Ekaterina se transforma soudain en betterave sucrière, une spécialité de Jurnova.
'Rendre visite à Sa Majesté l'Ancien Empereur ? Ça fait peur ! …Mais en y réfléchissant, puisqu'il est le frère cadet de ma grand-mère, c'est mon grand-oncle… Comme c'est de la famille, il est naturel de le rencontrer… Waaah, que dois-je faire ?'
Agitant les feuilles sur sa tête, Betterave Sucrière Ekaterina est toute chamboulée.
'Elle a échangé des paroles avec Sa Majesté l'Empereur et Sa Majesté l'Impératrice lors des visites impériales, et elle est amie avec le Prince Héritier, alors pourquoi est-elle si secouée à l'idée de rencontrer l'Ancien Empereur maintenant ? Bon, elle était déjà bien nerveuse avant la visite impériale, alors c'est peut-être inévitable.'
« Je-Je vais en discuter avec mon frère… »

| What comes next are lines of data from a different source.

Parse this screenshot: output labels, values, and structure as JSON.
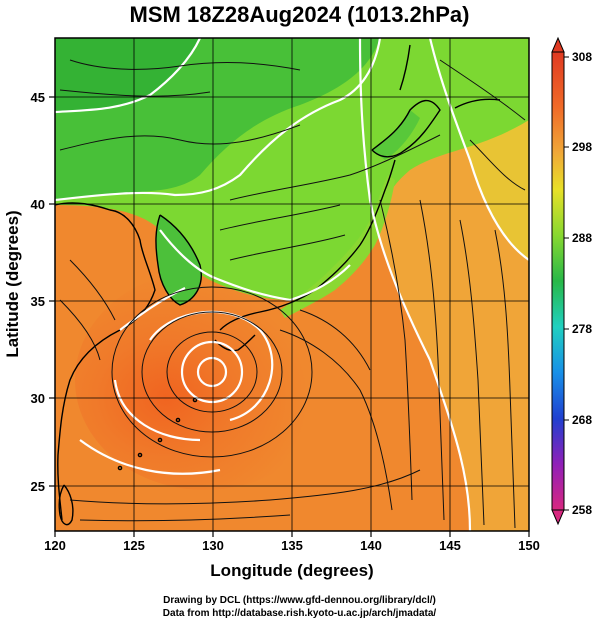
{
  "title": "MSM 18Z28Aug2024 (1013.2hPa)",
  "axes": {
    "xlabel": "Longitude (degrees)",
    "ylabel": "Latitude  (degrees)",
    "xticks": [
      "120",
      "125",
      "130",
      "135",
      "140",
      "145",
      "150"
    ],
    "yticks": [
      "25",
      "30",
      "35",
      "40",
      "45"
    ]
  },
  "colorbar": {
    "labels": [
      "308",
      "298",
      "288",
      "278",
      "268",
      "258"
    ],
    "colors": [
      "#d8287a",
      "#b020b0",
      "#2030c8",
      "#1c8ee8",
      "#20d8c8",
      "#20b040",
      "#78d830",
      "#e8e020",
      "#f0a030",
      "#f06020",
      "#e83020"
    ]
  },
  "map_colors": {
    "warm_sea": "#f07a2a",
    "mid_sea": "#f0b23a",
    "cool_land": "#58c83a",
    "cold_north": "#30b030",
    "coast": "#000000",
    "isotherm": "#ffffff",
    "streamline": "#000000"
  },
  "credits": {
    "line1": "Drawing by DCL (https://www.gfd-dennou.org/library/dcl/)",
    "line2": "Data from http://database.rish.kyoto-u.ac.jp/arch/jmadata/"
  }
}
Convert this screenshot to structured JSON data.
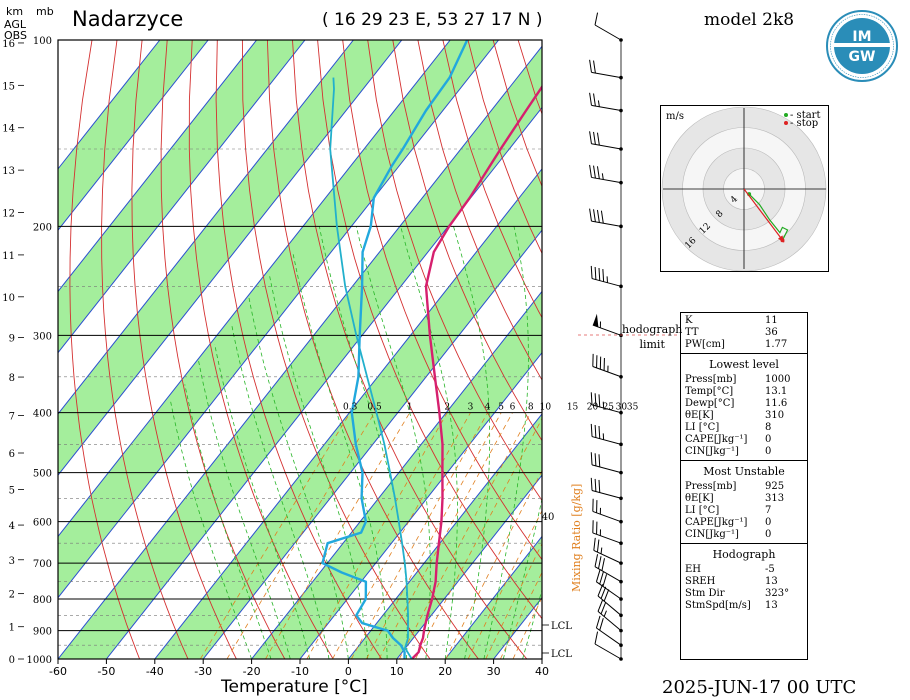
{
  "header": {
    "station": "Nadarzyce",
    "coordinates": "( 16 29 23  E, 53 27 17 N )",
    "model": "model 2k8",
    "date": "2025-JUN-17    00 UTC",
    "left_axis_units": "km",
    "agl": "AGL",
    "obs": "OBS",
    "pressure_units": "mb"
  },
  "logo": {
    "text": "IMGW"
  },
  "hodograph": {
    "units": "m/s",
    "legend_start": "- start",
    "legend_stop": "- stop",
    "ring_labels": [
      "4",
      "8",
      "12",
      "16"
    ],
    "side_label_1": "hodograph",
    "side_label_2": "limit",
    "colors": {
      "start": "#22aa22",
      "stop": "#dd2222",
      "trace": "#22aa22",
      "storm": "#dd2222"
    }
  },
  "stats": {
    "top": [
      {
        "k": "K",
        "v": "11"
      },
      {
        "k": "TT",
        "v": "36"
      },
      {
        "k": "PW[cm]",
        "v": "1.77"
      }
    ],
    "lowest_title": "Lowest level",
    "lowest": [
      {
        "k": "Press[mb]",
        "v": "1000"
      },
      {
        "k": "Temp[°C]",
        "v": "13.1"
      },
      {
        "k": "Dewp[°C]",
        "v": "11.6"
      },
      {
        "k": "θE[K]",
        "v": "310"
      },
      {
        "k": "LI [°C]",
        "v": "8"
      },
      {
        "k": "CAPE[Jkg⁻¹]",
        "v": "0"
      },
      {
        "k": "CIN[Jkg⁻¹]",
        "v": "0"
      }
    ],
    "unstable_title": "Most Unstable",
    "unstable": [
      {
        "k": "Press[mb]",
        "v": "925"
      },
      {
        "k": "θE[K]",
        "v": "313"
      },
      {
        "k": "LI [°C]",
        "v": "7"
      },
      {
        "k": "CAPE[Jkg⁻¹]",
        "v": "0"
      },
      {
        "k": "CIN[Jkg⁻¹]",
        "v": "0"
      }
    ],
    "hodo_title": "Hodograph",
    "hodo": [
      {
        "k": "EH",
        "v": "-5"
      },
      {
        "k": "SREH",
        "v": "13"
      },
      {
        "k": "Stm Dir",
        "v": "323°"
      },
      {
        "k": "StmSpd[m/s]",
        "v": "13"
      }
    ]
  },
  "chart_data": {
    "type": "line",
    "title": "Nadarzyce",
    "xlabel": "Temperature [°C]",
    "ylabel": "mb",
    "x_ticks": [
      -60,
      -50,
      -40,
      -30,
      -20,
      -10,
      0,
      10,
      20,
      30,
      40
    ],
    "pressure_labels": [
      100,
      200,
      300,
      400,
      500,
      600,
      700,
      800,
      900,
      1000
    ],
    "height_km_labels": [
      0,
      1,
      2,
      3,
      4,
      5,
      6,
      7,
      8,
      9,
      10,
      11,
      12,
      13,
      14,
      15,
      16
    ],
    "mixing_ratio_labels": [
      "0.3",
      "0.5",
      "1",
      "2",
      "3",
      "4",
      "5",
      "6",
      "8",
      "10",
      "15",
      "20",
      "25",
      "30",
      "35"
    ],
    "mixing_ratio_title": "Mixing Ratio [g/kg]",
    "lcl_label": "LCL",
    "extra_label_40": "40",
    "colors": {
      "temperature": "#d6206e",
      "dewpoint": "#22a8dd",
      "parcel": "#22b0cc",
      "isotherm": "#2a4fd0",
      "dry_adiabat": "#d43030",
      "moist_adiabat": "#27b427",
      "mixing_ratio": "#e08020",
      "shading": "#a4ee9c"
    },
    "series": [
      {
        "name": "temperature",
        "points": [
          [
            1000,
            13.1
          ],
          [
            975,
            13.4
          ],
          [
            950,
            12.6
          ],
          [
            925,
            12.0
          ],
          [
            900,
            11.0
          ],
          [
            850,
            9.2
          ],
          [
            800,
            7.5
          ],
          [
            750,
            5.4
          ],
          [
            700,
            2.6
          ],
          [
            650,
            -0.2
          ],
          [
            600,
            -3.2
          ],
          [
            550,
            -6.8
          ],
          [
            500,
            -11.0
          ],
          [
            450,
            -15.6
          ],
          [
            400,
            -21.4
          ],
          [
            350,
            -28.2
          ],
          [
            300,
            -36.0
          ],
          [
            250,
            -44.8
          ],
          [
            220,
            -48.8
          ],
          [
            200,
            -49.8
          ],
          [
            180,
            -50.2
          ],
          [
            150,
            -51.8
          ],
          [
            130,
            -52.8
          ],
          [
            115,
            -53.6
          ],
          [
            100,
            -55.2
          ]
        ]
      },
      {
        "name": "dewpoint",
        "points": [
          [
            1000,
            11.6
          ],
          [
            975,
            10.5
          ],
          [
            950,
            8.6
          ],
          [
            925,
            5.8
          ],
          [
            900,
            3.5
          ],
          [
            875,
            -3.0
          ],
          [
            850,
            -5.5
          ],
          [
            800,
            -6.2
          ],
          [
            750,
            -9.0
          ],
          [
            725,
            -15.5
          ],
          [
            700,
            -21.0
          ],
          [
            650,
            -23.2
          ],
          [
            625,
            -18.0
          ],
          [
            600,
            -18.8
          ],
          [
            550,
            -23.5
          ],
          [
            500,
            -27.5
          ],
          [
            450,
            -33.5
          ],
          [
            400,
            -39.5
          ],
          [
            350,
            -44.0
          ],
          [
            300,
            -50.5
          ],
          [
            250,
            -58.0
          ],
          [
            220,
            -63.5
          ],
          [
            200,
            -66.0
          ],
          [
            180,
            -70.0
          ],
          [
            160,
            -71.5
          ],
          [
            150,
            -72.0
          ],
          [
            130,
            -73.5
          ],
          [
            115,
            -74.0
          ],
          [
            100,
            -76.5
          ]
        ]
      },
      {
        "name": "parcel",
        "points": [
          [
            1000,
            13.1
          ],
          [
            960,
            9.9
          ],
          [
            925,
            8.9
          ],
          [
            900,
            7.7
          ],
          [
            850,
            5.2
          ],
          [
            800,
            2.4
          ],
          [
            750,
            -0.6
          ],
          [
            700,
            -4.0
          ],
          [
            650,
            -7.8
          ],
          [
            600,
            -12.0
          ],
          [
            550,
            -16.6
          ],
          [
            500,
            -21.8
          ],
          [
            450,
            -27.6
          ],
          [
            400,
            -34.4
          ],
          [
            350,
            -42.2
          ],
          [
            300,
            -51.2
          ],
          [
            250,
            -61.5
          ],
          [
            200,
            -73.0
          ],
          [
            150,
            -87.0
          ],
          [
            120,
            -96.0
          ],
          [
            115,
            -98.0
          ]
        ]
      }
    ],
    "wind_barbs": [
      {
        "p": 1000,
        "dir": 300,
        "spd_kt": 10
      },
      {
        "p": 950,
        "dir": 305,
        "spd_kt": 20
      },
      {
        "p": 900,
        "dir": 310,
        "spd_kt": 25
      },
      {
        "p": 850,
        "dir": 310,
        "spd_kt": 30
      },
      {
        "p": 800,
        "dir": 305,
        "spd_kt": 30
      },
      {
        "p": 750,
        "dir": 300,
        "spd_kt": 30
      },
      {
        "p": 700,
        "dir": 295,
        "spd_kt": 25
      },
      {
        "p": 650,
        "dir": 290,
        "spd_kt": 25
      },
      {
        "p": 600,
        "dir": 290,
        "spd_kt": 25
      },
      {
        "p": 550,
        "dir": 285,
        "spd_kt": 30
      },
      {
        "p": 500,
        "dir": 285,
        "spd_kt": 30
      },
      {
        "p": 450,
        "dir": 285,
        "spd_kt": 35
      },
      {
        "p": 400,
        "dir": 285,
        "spd_kt": 35
      },
      {
        "p": 350,
        "dir": 290,
        "spd_kt": 45
      },
      {
        "p": 300,
        "dir": 290,
        "spd_kt": 55
      },
      {
        "p": 250,
        "dir": 285,
        "spd_kt": 45
      },
      {
        "p": 200,
        "dir": 280,
        "spd_kt": 40
      },
      {
        "p": 170,
        "dir": 280,
        "spd_kt": 35
      },
      {
        "p": 150,
        "dir": 280,
        "spd_kt": 30
      },
      {
        "p": 130,
        "dir": 280,
        "spd_kt": 25
      },
      {
        "p": 115,
        "dir": 280,
        "spd_kt": 20
      },
      {
        "p": 100,
        "dir": 300,
        "spd_kt": 10
      }
    ],
    "hodograph_points": [
      {
        "u": 1.0,
        "v": -1.0
      },
      {
        "u": 3.0,
        "v": -3.0
      },
      {
        "u": 5.0,
        "v": -6.0
      },
      {
        "u": 7.0,
        "v": -8.5
      },
      {
        "u": 7.5,
        "v": -7.5
      },
      {
        "u": 8.5,
        "v": -8.0
      },
      {
        "u": 7.5,
        "v": -10.0
      }
    ],
    "storm_motion": {
      "dir_deg": 323,
      "speed_ms": 13
    }
  }
}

« Oui, vas-y. Ce sera bien ; c'est un homme bon. En plus, j'irai avec toi, alors pas d'inquiétude. »
« Merci infiniment pour ta prévenance… J'apprécierai ton aide, dans ce cas. »
Ekaterina se surprit à dire cela sans réfléchir, et plus tard se sentit abattue, se demandant ce qu'elle faisait en impliquant le prince dans ses affaires.
…
Une ombre plana sur ces jours qui filaient sans heurts, quelques jours à peine avant la soirée musicale.
« Dame Ekaterina, je suis si désolée. Je ne pourrai pas venir, après tout. »
Olga dit cela, les épaules affaissées par l'abattement.
Lorsqu'une Ekaterina surprise demanda pourquoi, on lui dit qu'il avait été décidé que désormais, Olga serait chargée de nettoyer la chambre de Lydia chaque jour.
'Attends, Olga-chan ! Ma tête tourne avec toutes ces questions ! Par où commencer ?'
« Dame Olga… quelle est donc la raison de cela ? »
« Je ne sais pas. Mais je soupçonne que cela pourrait être le souhait de la jeune dame… »
'Bon, c'est ce que je pense, en tout cas.'
« C'est Dame Seleznyov qui te l'a dit elle-même ? »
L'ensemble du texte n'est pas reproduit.